President Bush leaves for China Wednesday to take part in the APEC (Asian-Pacific Economic Cooperation) summit in Shanghai. It is the first trip abroad for the president since last month's terrorist attacks.

There has been considerable discussion in the Bush Administration about whether the President should go to China while U-S warplanes are bombing Afghanistan. In the end, Mr. Bush decided to go ahead with the trip to Shanghai while indefinitely postponing visits to Tokyo, Seoul, and Beijing.

White House spokesman Ari Fleischer says the trip will not affect the President's ability to direct the U.S. led coalition against terrorism or the administration's response to letters contaminated with the deadly anthrax bacteria.

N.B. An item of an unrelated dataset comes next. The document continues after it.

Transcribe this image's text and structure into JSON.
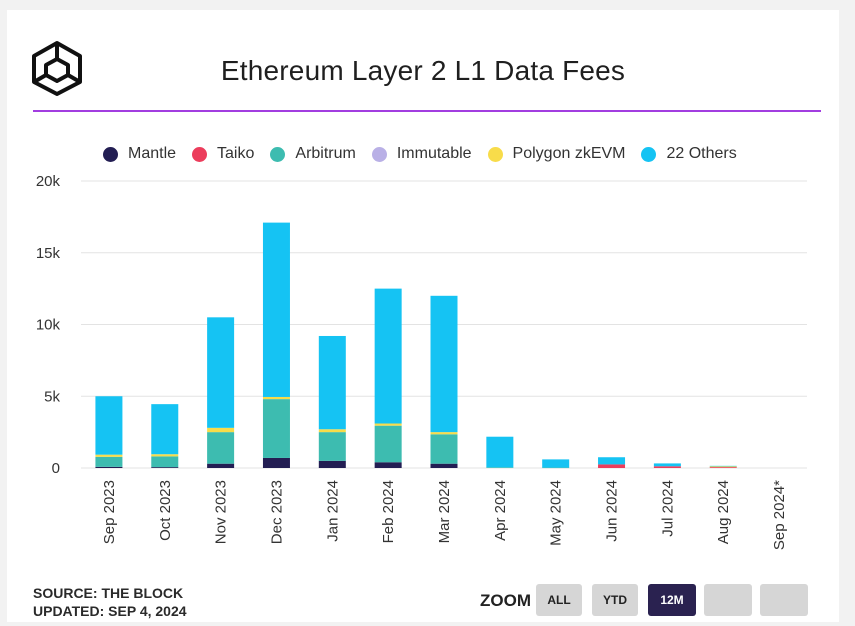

Mr. Bush will be in frequent contact with administration officials throughout the five-day trip which is his first to Asia since taking office.

On the sidelines of the annual meeting of the Asia Pacific Economic Cooperation, or APEC. Mr. Bush will meet separately with the leaders of China, South Korea, Malaysia, Japan, Brunei, Peru, and Singapore. He will also meet with Russian President Vladimir Putin.

Mr. Fleischer stresses it is an opportunity for the president to reinforce the need for a global war on terrorism while helping revive the ailing world economy by promoting free trade. "The stated purpose of APEC, as is traditional, is an economic council," he said. "It's purpose is to create an environment to have economic development that benefits all the entities that belong. So that, number one, the trade matter. Two, I think you can expect some type of statement about anti-terrorism that will unite all those who are there."

U.S. officials are expected to concentrate on increasing cooperation with Muslim nations in the region, particularly Malaysia and Indonesia. The Bush administration and its Arab allies do not want the war on terrorism to appear to be a broader campaign against Islam. The president Tuesday repeated that message, telling school children that this is a fight against evil, not against the peaceful religion of Islam.